L'été est une bonne période pour les rénovations. Les parisiens circulant sur l'A4 et l'A6 ne pourront le nier. Ici et depuis plusieurs semaines déjà, notre bel immeuble -- millésime 98 mais déjà décrépit -- est en travaux.

A droite, à gauche, en haut, en bas, les marteaux piqueurs hurlaient leur rage et se rapprochaient sensiblement au fil des jours. Il allait falloir y passer, impossible d'en réchapper.
Fatalement, ce qui devait arriver est arrivé.
Aujourd'hui, Samedi 12 août 2000 à 15h40, le téléphone sonne. Branle bas de combat, il ne reste plus que 15 minutes avant l'arrivée de l'équipe gueulante de spécialistes. Qualité Chinoise reconnue : la pensée à court terme. Nul n'aurait su prévoir cette venue ne serait-ce que 24 heures à l'avance. Il ne manquerait plus que le management de l'immeuble se préoccupe de la vie des occupants! A-t-on jamais vu une fourmilière privilégier l'individu au détriment de la collectivité?

5 minutes après (et oui...), la sonnette de l'entrée résonne. L'équipe prend possession des lieux sans égard superflu (à peine bonjour). Sacrée équipe: 10 personnes. Il ne manque que le Goal.

C'est une équipe que l'on qualifiera d'hyper spécialisée: Y'a le spécialiste des vis et le spécialiste du tournevis. Le spécialiste du marteau piqueur et celui de la prise électrique. Ce qui ne saura surprendre le connaisseur de la Chine. Moi, pour ma part, je m'étonne toujours de cette efficacité diabolique : Les 3/4 lisent ou regardent les autres tant qu'ils n'ont rien à faire, c'est à dire quasiment tout le temps.
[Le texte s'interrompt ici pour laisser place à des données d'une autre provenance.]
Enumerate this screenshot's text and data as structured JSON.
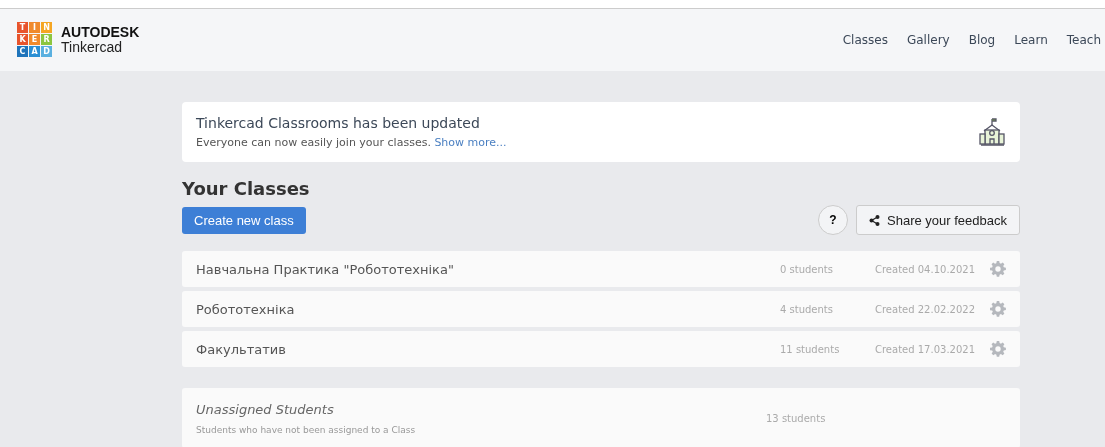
{
  "logo": {
    "letters": [
      "T",
      "I",
      "N",
      "K",
      "E",
      "R",
      "C",
      "A",
      "D"
    ],
    "brand": "AUTODESK",
    "product": "Tinkercad"
  },
  "nav": [
    {
      "label": "Classes"
    },
    {
      "label": "Gallery"
    },
    {
      "label": "Blog"
    },
    {
      "label": "Learn"
    },
    {
      "label": "Teach"
    }
  ],
  "banner": {
    "title": "Tinkercad Classrooms has been updated",
    "text": "Everyone can now easily join your classes.",
    "link": "Show more..."
  },
  "heading": "Your Classes",
  "create_button": "Create new class",
  "help_button": "?",
  "feedback_button": "Share your feedback",
  "classes": [
    {
      "name": "Навчальна Практика \"Робототехніка\"",
      "students": "0 students",
      "created": "Created 04.10.2021"
    },
    {
      "name": "Робототехніка",
      "students": "4 students",
      "created": "Created 22.02.2022"
    },
    {
      "name": "Факультатив",
      "students": "11 students",
      "created": "Created 17.03.2021"
    }
  ],
  "unassigned": {
    "title": "Unassigned Students",
    "subtitle": "Students who have not been assigned to a Class",
    "students": "13 students"
  }
}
J'ai quand même un petit faible pour celui qui tient l'escabeau. D'abord parce lui travaille quasiment en continu et surtout car c'est un symbole du fonctionnement à la chinoise. Plutôt que de produire un bon escabeau bien solide en aluminium, on construit un escabeau instable en bois bien lourd. Conséquences : il faut deux personnes pour le transporter, deux pour le réparer régulièrement (un pour le marteau et l'autre pour les clous), un pour le tenir et (éventuellement) un pour l'utiliser. C'est que les chinois sont nombreux. La meilleure solution (apparemment ignorée par le gouvernement français) pour produire un taux de chômage bas est encore que tout le monde travaille.

C'est ce principe de base qui explique d'ailleurs les travaux qui nous occupent aujourd'hui. Plutôt que de construire un bon immeuble bien solide (pas forcément en aluminium), le constructeur a opté pour un design révolutionnaire: l'ascenseur ne s'arrête que tous les deux étages (obligation de prendre les escaliers pour accéder à n'importe quel appartement); les fenêtres sont dessinées en arc de cercle bouffant 50% de la lumière... Il a eu en outre l'excellente idée de cacher des canalisations défaillantes dans des endroits inaccessibles. Aujourd'hui, deux ans donc après sa construction, il s'agit de refaire l'intégralité du circuit de circulation d'eau.

La Chine est un immense chantier et depuis 4 heures, mon appartement aussi.